Martial Potémont humorously explains some basic advice that should allow beginners to "not waste too much time on the miseries of this craft" and to soon "resurrect Callot, Israel or Rembrandt!”. Images of tools and etchings illustrate his point. He describes the necessary equipment and the different stages of etching: preparation of the plate with varnish, etching, biting, printing of proofs and retouching if needed. The copperplates can be bought from a reputable planer, the Godard company, rue de la Huchette, in Paris. As for the tools and products needed, they can be found at Cadart et Luquet, 79 rue de Richelieu, headquarters of the Société des Aqua-fortistes: etching needles of various sizes, scraper, burnisher, hand vice, varnish ball, cotton swab, turpentine and bottle of nitric acid.

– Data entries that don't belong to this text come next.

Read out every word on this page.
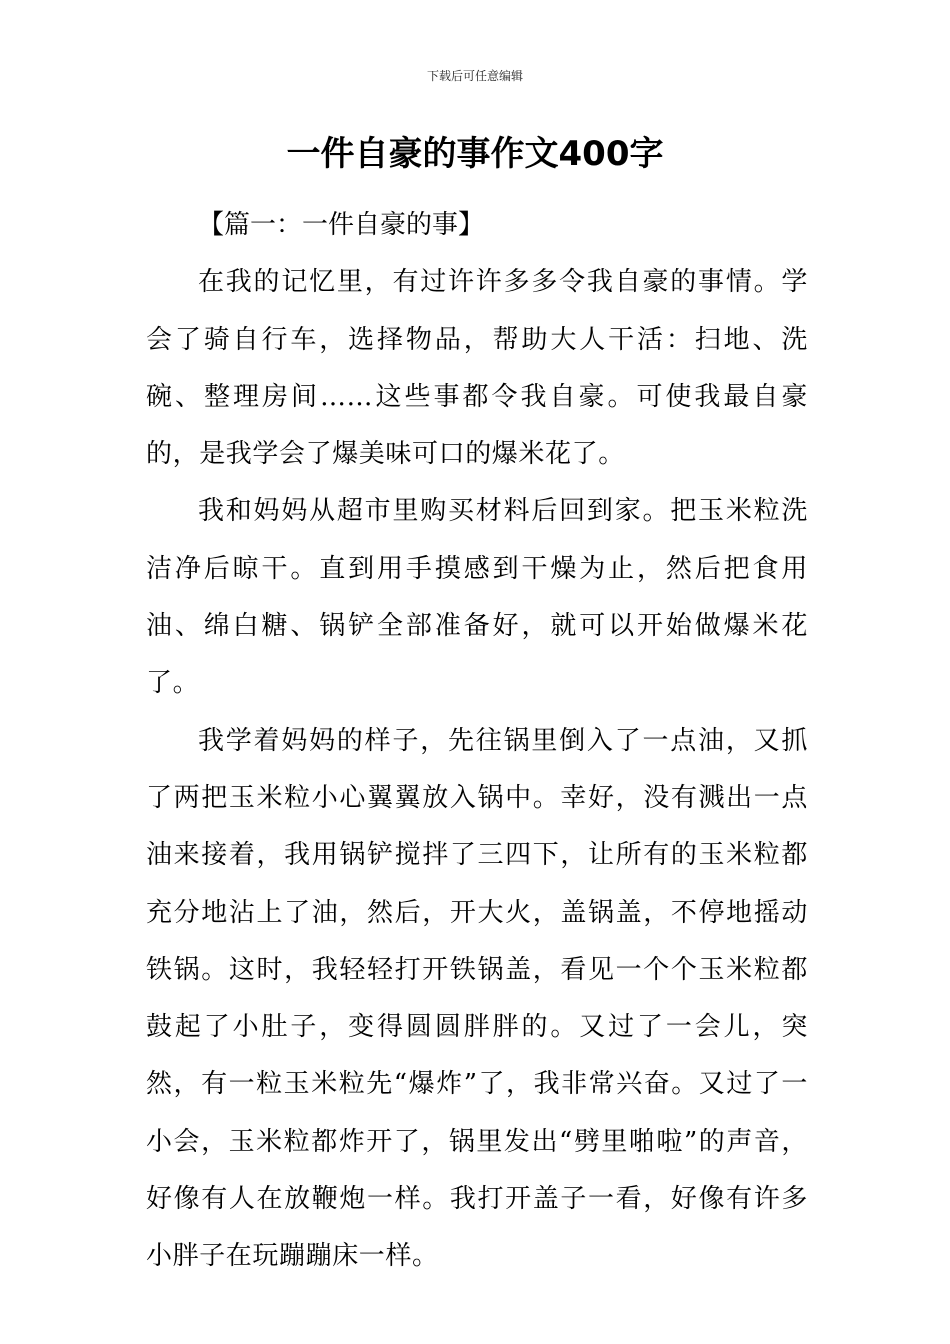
下载后可任意编辑
一件自豪的事作文400字
【篇一：一件自豪的事】

在我的记忆里，有过许许多多令我自豪的事情。学会了骑自行车，选择物品，帮助大人干活：扫地、洗碗、整理房间……这些事都令我自豪。可使我最自豪的，是我学会了爆美味可口的爆米花了。

我和妈妈从超市里购买材料后回到家。把玉米粒洗洁净后晾干。直到用手摸感到干燥为止，然后把食用油、绵白糖、锅铲全部准备好，就可以开始做爆米花了。

我学着妈妈的样子，先往锅里倒入了一点油，又抓了两把玉米粒小心翼翼放入锅中。幸好，没有溅出一点油来接着，我用锅铲搅拌了三四下，让所有的玉米粒都充分地沾上了油，然后，开大火，盖锅盖，不停地摇动铁锅。这时，我轻轻打开铁锅盖，看见一个个玉米粒都鼓起了小肚子，变得圆圆胖胖的。又过了一会儿，突然，有一粒玉米粒先“爆炸”了，我非常兴奋。又过了一小会，玉米粒都炸开了，锅里发出“劈里啪啦”的声音，好像有人在放鞭炮一样。我打开盖子一看，好像有许多小胖子在玩蹦蹦床一样。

At the same address, amateurs will find an etching workshop where they can receive advice.

The first stage consists of varnishing the plate held in a vice: it must be cleaned, heated and then coated with varnish using a ball that is melted on the hot plate; the plate must then be smoked: the lines that will be drawn in the varnish that has become black will thus expose the red copperplate and appear in contrast. The second step is the etching, i.e. drawing on the plate with tools of different sizes. It is possible to draw directly or to transfer a drawing onto the plate using vegetable paper and sanguine or pastel. Repentances are allowed by applying varnish with a brush on a failed line.

Potémont recommends using the thickest needle in the foreground to the thinnest in the background in order to create gradations, but he adds jokingly: "Whatever you do, make yourself understood and it will be fine - you see I'm accommodating!" Next comes the bite. After protecting the edges of the plate and possibly the reverse side, it is placed in a basin containing a liquid composed of half water and half nitric acid. Potémont advises biting the plate for five minutes at a time (ten minutes in winter) in order to control the progress of the bite and to gradually cover the parts that have been sufficiently bitten.

The next step is printing, which can be done at a printer's or at home if we have a press. Potémont emphasises the importance of printing, and therefore of the printer, using as an example the central illustration on the fourth plate, about which he says: "It was the printer who created the shadows with the printing ink in accordance with the shadows I drew on the first proof". It should be noted that the impressions of this illustration are very different from one copy of the Letter to another: the areas where a veil of ink has been preserved and those where the plate has been carefully wiped off are not exactly the same on our print and on the two copies in the Rijksmuseum.

If the impressions do not entirely satisfy the artist, writes Potémont, he can retouch his plate either by deepening some strokes or by adding new ones, or by softening certain parts with the burnisher or the scraper, or by pushing back the copper on the back of the plate. Finally, he insists on the patience required by the aquafortist in all the stages of the etching process. When it comes to the bite, the only precept, for those who absolutely want one, would be: "look at it over and over again and look at it again". This is also the final word: "Just one friendly word to finish - make several attempts; have some patience; the thing is worth it."

Reference: Janine Bailly-Herzberg: L’Eau-forte de peintre au dix-neuvième siècle. La Société des Aquafortistes, 1862-1867, Paris, 1972.